また、TrustZoneにJTAGポート無効化やMCUパッケージ開封検出(タンパ検出)などの複数セキュリティ機能を重ね、セキュリティレベルを上げていることも判ります(P17)。

複数セキュリティを重ねセキュリティレベルを上げる(出典:STマイクロSTM32L5/U5 MCU TrustZoneウェビナー資料)
複数セキュリティを重ねセキュリティレベルを上げる(出典:STマイクロSTM32L5/U5 MCU TrustZoneウェビナー資料)

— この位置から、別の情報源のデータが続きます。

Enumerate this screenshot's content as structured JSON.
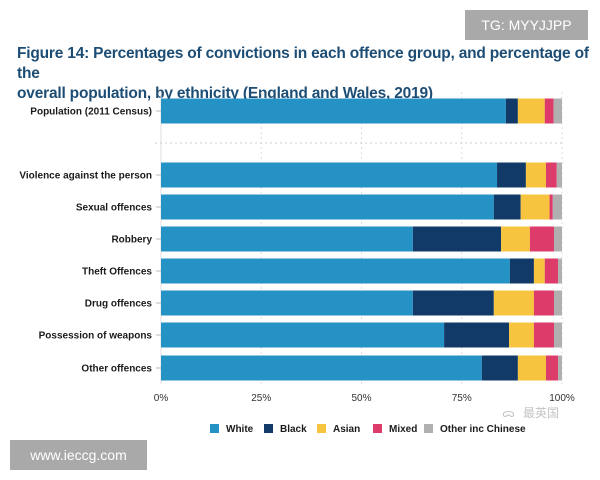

この実装例は、Secure User Memory(P15)格納の暗号鍵を使ってセキュアブート後、I2Cデバイス制御とSPI無線通信制御を重要ソフトウェアセキュア領域へ格納、ハッカー攻撃などセキュリティ違反検出時でも、これらセキュアソフトウェア処理は継続、かつ、セキュリティ違反検出内容を外部無線通知するMCUアプリだと推測します。

※ウェビナー資料でファームウェアと記述の箇所は、本稿のソフトウェアと解釈してください。

TrustZone開発の難しさ

TrustZoneを使うMCU開発は、通常開発に加え、

  • 想定攻撃、脅威は何か
  • セキュリティ違反の例外処理をどうするか
  • 例外処理デバッグはどう行うか
  • セキュア領域の重要ソフトウェア、周辺回路は何か
  • セキュア/ノンセキュア分離アプリの同時開発

など、多くの課題があります。また、セキュア/ノンセキュア分離前の通常アプリにバグが無いことも必要です。さらに、セキュリティ対策効果とリスク、開発コストに対し、費用対効果を顧客と相談する必要もあります。

TrustZone MCU開発は、高度なスキルが必要になると思います。

Summary:Arm TrustZone基本知識

組込み開発基本のキとして、MCUハードウェアをセキュア領域とノンセキュア領域に分離し、ノンセキュアソフトウェアのセキュア領域直接アクセスを禁止することで、実行中のセキュア領域ソフトウェア改ざん防御とセキュリティ確保を行うArm TrustZoneの基本を示しました。

TrustZoneセキュリティ違反検出時は、セキュリティ例外処理を実行します。この例外処理内容は、システム設計や実装により大きく異なります。このセキュリティレベル多様性理解には、TrustZone基本知識が重要です。

前稿解説セキュアブートは、MCU起動ソフトウェア信頼性の検証を行います。セキュアブートとTrustZoneの併用で、起動/実行中のソフトウェア改ざん防御とセキュリティ確保ができます。TrustZoneが、セキュアブートを包含する理由がこれです。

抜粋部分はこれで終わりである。